Negli ultimi mesi, la Cina ha firmato accordi che autorizzano ad effettuare scambi in moneta nazionale con l’Argentina, la Bielorussia, la Malaysia, l’Indonesia e la Corea e si prepara a concludere intese simili con Russia, Tailandia e Giappone. Nello stesso tempo, cerca di aumentare l’influenza dello yuan ad Hong Kong, una delle più grandi piazze finanziarie al mondo, permettendo alle imprese cinesi di svolgere scambi in yuan nella penisola (e non più in dollari di Hong Kong). Il 28 settembre, per la prima volta nella sua storia, la Cina ha emesso sul mercato internazionale dei bond del tesoro in moneta nazionale, azione giustificata dal ministro delle finanze con la necessità di risollevare lo statuto internazionale dello yuan. Tutte queste iniziative hanno spinto molti osservatori a speculare sulla potenza finanziaria della Cina e a predire la fine dell’ egemonia del dollaro.
In realtà, nessuna di queste misure fa pensare ad un’imminente sostituzione del dollaro con lo yuan.
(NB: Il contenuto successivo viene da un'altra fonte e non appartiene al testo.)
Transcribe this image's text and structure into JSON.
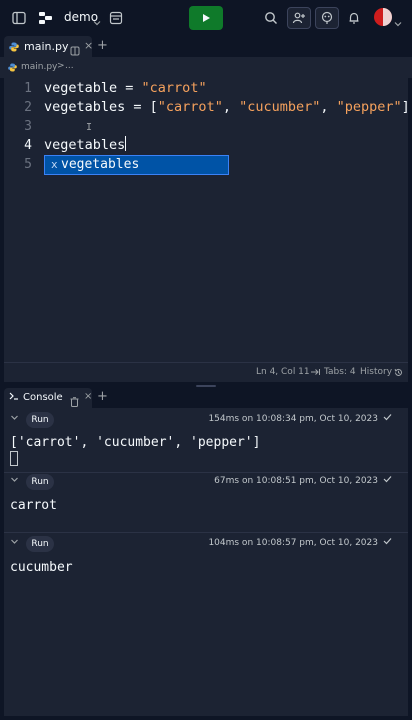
{
  "topbar": {
    "repl_name": "demo",
    "avatar_color": "#cf1d1d",
    "run_color": "#0f7a2a"
  },
  "editor_tab": {
    "label": "main.py",
    "close": "×",
    "add": "+"
  },
  "breadcrumb": {
    "file": "main.py",
    "sep": ">",
    "more": "..."
  },
  "editor": {
    "line_numbers": [
      "1",
      "2",
      "3",
      "4",
      "5"
    ],
    "active_line": "4",
    "line1": {
      "ident": "vegetable = ",
      "str": "\"carrot\""
    },
    "line2": {
      "ident": "vegetables = [",
      "s1": "\"carrot\"",
      "c1": ", ",
      "s2": "\"cucumber\"",
      "c2": ", ",
      "s3": "\"pepper\"",
      "end": "]"
    },
    "line4": "vegetables",
    "autocomplete": {
      "kind": "x",
      "text": "vegetables"
    }
  },
  "statusbar": {
    "position": "Ln 4, Col 11",
    "tabs": "Tabs: 4",
    "history": "History"
  },
  "console_tab": {
    "label": "Console",
    "close": "×",
    "add": "+"
  },
  "console": {
    "runs": [
      {
        "run_label": "Run",
        "timing": "154ms on 10:08:34 pm, Oct 10, 2023",
        "output": "['carrot', 'cucumber', 'pepper']"
      },
      {
        "run_label": "Run",
        "timing": "67ms on 10:08:51 pm, Oct 10, 2023",
        "output": "carrot"
      },
      {
        "run_label": "Run",
        "timing": "104ms on 10:08:57 pm, Oct 10, 2023",
        "output": "cucumber"
      }
    ]
  }
}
Il possesso di un numero elevato di bond americani fa sì che la Cina non abbia alcun interesse a una svalutazione ulteriore della moneta americana, che sarebbe inevitabile nel caso di sostituzione del dollaro nelle transazioni petrolifere. Secondo David Li, professore di economia a Qinghua e presidente della sede cinese della società di servizi finanziari UBS, il governo di Pechino considera il controllo della sua moneta una protezione contro i sussulti dell’economia mondiale. La convertibilità totale dello yuan non sarà attuata presto. La classe dirigente cinese si è mostrata pragmatica e prudente e non prenderebbe una decisione di questa portata senza conoscere esattamente le conseguenze che ciò potrebbe avere sulla stabilità delle finanze e dell’economia cinese. Per il momento i dirigenti cinesi si accontentano di "testare il terreno". Le dichiarazioni rilasciate al G20 o alle riunioni del FMI avrebbero così il duplice obiettivo di verificare le reazioni dell’opinione pubblica internazionale sull’ipotesi dell’avvento di un’era post-dollaro e, nello stesso tempo, affermare l’influenza di Pechino sulla scena economica mondiale.